Influence of salts on starch degradation: Part II – Salt classification and caramelisation

A previous study demonstrated that presence of sodium chloride enhanced colour formation and starch degradation during heat treatment of a starch based model. It was suggested that the presence of salt encouraged breakdown of the starch, at all levels of organisation, including depolymerisation of the glucose chains to generate smaller molecules, such as glucose. These then would caramelise, explaining the impact of salt on colour formation during the heat treatment of these models. This study aimed at investigating the influence of several types of salt on starch degradation and caramelisation. Native wx maize starch (100 g dry weight) was mixed with 0.030 mol of salt (NaCl, KCl, CaCl2, LiCl, MgCl2, NaI, KNO3, NaBr, KBr, Na2SO4, NaNO3, Na2CO3 or KI, moisture adjusted to 20% wet weight basis).

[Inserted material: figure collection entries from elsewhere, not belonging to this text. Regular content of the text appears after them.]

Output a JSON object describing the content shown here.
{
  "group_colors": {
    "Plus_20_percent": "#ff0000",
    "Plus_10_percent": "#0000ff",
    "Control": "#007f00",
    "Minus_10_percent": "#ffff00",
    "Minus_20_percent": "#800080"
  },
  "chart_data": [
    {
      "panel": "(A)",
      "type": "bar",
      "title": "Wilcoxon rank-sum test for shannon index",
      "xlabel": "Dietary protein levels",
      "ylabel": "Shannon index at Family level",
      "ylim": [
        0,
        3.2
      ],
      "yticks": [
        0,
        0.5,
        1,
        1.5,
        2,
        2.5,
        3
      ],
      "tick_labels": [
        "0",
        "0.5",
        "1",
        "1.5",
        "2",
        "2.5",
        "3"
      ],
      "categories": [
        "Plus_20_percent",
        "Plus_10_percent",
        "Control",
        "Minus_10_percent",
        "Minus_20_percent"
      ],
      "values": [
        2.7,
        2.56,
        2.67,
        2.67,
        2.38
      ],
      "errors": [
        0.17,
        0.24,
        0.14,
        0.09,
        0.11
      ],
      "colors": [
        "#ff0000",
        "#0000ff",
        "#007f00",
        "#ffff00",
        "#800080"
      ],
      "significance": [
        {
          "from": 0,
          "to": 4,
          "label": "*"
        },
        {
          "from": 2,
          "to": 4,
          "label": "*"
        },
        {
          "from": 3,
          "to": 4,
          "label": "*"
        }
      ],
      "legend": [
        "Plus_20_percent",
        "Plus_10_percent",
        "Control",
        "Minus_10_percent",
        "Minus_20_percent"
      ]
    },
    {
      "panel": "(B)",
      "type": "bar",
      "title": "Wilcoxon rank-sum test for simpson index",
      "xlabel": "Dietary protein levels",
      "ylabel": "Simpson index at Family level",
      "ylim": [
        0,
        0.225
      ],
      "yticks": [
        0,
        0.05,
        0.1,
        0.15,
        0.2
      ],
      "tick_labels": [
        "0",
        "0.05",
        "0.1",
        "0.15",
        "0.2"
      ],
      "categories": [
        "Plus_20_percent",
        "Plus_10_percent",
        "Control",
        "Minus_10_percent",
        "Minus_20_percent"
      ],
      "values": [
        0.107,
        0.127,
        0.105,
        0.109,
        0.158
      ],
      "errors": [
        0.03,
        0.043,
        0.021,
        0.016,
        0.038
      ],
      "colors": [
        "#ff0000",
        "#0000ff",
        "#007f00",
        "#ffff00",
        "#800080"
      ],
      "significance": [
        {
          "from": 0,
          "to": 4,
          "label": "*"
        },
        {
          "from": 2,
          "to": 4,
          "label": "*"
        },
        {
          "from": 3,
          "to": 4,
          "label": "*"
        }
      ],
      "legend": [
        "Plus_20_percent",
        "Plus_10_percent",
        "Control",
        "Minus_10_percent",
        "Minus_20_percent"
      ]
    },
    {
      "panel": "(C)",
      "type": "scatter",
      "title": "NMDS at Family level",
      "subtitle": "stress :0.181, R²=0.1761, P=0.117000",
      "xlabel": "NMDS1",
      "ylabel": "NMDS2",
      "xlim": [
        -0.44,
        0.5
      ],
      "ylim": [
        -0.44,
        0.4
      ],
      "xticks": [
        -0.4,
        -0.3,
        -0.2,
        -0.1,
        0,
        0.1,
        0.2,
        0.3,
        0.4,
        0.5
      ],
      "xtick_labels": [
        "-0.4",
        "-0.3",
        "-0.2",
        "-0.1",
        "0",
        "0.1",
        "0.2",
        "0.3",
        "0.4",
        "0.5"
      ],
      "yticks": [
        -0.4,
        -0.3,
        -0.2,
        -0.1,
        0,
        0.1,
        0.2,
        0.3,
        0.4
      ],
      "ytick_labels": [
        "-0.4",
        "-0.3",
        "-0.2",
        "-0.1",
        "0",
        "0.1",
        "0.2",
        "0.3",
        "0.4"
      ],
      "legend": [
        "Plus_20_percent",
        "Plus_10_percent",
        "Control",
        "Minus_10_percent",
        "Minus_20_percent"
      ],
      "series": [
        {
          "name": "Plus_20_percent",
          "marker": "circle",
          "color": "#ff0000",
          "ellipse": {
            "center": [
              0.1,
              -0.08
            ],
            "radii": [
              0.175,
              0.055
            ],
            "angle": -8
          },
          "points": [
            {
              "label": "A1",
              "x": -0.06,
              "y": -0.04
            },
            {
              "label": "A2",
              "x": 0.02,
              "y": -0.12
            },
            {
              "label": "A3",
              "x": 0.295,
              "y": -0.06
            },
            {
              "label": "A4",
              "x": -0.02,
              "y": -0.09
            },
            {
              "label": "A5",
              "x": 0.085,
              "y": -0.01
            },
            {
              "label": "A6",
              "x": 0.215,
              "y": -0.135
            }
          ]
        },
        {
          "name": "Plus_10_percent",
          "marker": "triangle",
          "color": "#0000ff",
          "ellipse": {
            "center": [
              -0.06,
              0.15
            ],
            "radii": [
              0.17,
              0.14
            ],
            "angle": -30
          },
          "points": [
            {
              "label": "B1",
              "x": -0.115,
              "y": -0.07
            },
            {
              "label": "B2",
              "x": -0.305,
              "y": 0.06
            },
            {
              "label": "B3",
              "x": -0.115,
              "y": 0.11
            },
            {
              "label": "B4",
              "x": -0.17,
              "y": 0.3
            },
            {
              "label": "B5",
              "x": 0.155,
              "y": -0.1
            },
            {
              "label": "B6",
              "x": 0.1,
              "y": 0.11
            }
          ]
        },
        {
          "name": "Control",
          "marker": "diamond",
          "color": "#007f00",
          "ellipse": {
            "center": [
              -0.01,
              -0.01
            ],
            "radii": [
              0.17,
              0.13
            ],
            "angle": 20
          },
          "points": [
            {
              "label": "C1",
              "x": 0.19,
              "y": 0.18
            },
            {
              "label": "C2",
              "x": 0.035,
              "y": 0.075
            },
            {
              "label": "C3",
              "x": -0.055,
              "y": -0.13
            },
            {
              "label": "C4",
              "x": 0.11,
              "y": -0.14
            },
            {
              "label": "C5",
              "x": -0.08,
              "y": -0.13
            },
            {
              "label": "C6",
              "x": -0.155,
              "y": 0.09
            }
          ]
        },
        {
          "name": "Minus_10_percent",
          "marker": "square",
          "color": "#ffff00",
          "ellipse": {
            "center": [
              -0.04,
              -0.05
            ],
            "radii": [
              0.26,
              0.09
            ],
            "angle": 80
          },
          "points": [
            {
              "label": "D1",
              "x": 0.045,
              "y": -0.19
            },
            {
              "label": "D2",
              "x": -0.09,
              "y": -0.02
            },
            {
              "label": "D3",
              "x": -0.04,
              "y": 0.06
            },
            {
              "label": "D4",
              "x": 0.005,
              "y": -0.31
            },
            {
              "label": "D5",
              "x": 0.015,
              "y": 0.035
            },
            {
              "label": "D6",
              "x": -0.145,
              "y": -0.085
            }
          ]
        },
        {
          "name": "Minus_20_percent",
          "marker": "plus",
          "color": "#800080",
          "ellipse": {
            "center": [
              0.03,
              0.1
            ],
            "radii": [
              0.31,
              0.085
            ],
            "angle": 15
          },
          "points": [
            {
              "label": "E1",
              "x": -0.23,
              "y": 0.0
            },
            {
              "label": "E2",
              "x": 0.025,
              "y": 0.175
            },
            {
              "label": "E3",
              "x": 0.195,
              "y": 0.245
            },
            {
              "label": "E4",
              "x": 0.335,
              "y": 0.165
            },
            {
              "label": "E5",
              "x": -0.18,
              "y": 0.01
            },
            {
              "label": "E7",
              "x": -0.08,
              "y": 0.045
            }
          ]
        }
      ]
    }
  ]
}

These samples were heated at 230°C for 30 min. The presence of salts significantly enhanced colour formation and the starches' loss of crystallinity during the heat treatment (p < 0.05). NaCl, KCl, CaCl2 and MgCl2 increased significantly the colour formation via caramelisation reactions (p < 0.05). The potency of the salt depended on the salt's cations and followed the Hofmeister series. However, anion variation did not have any significant influence on starch crystallinity loss and colour development. The type of salt also affected colour formation when heated with glucose thereby indicating that the colour reaction, as well as starch changes, is influenced by the ionic environment. Presence of salt might enhance starch degradation either by a direct interaction with the starch granule, or indirectly by accelerating the caramelisation reactions which then produces acidity which helps degrade the starch granules.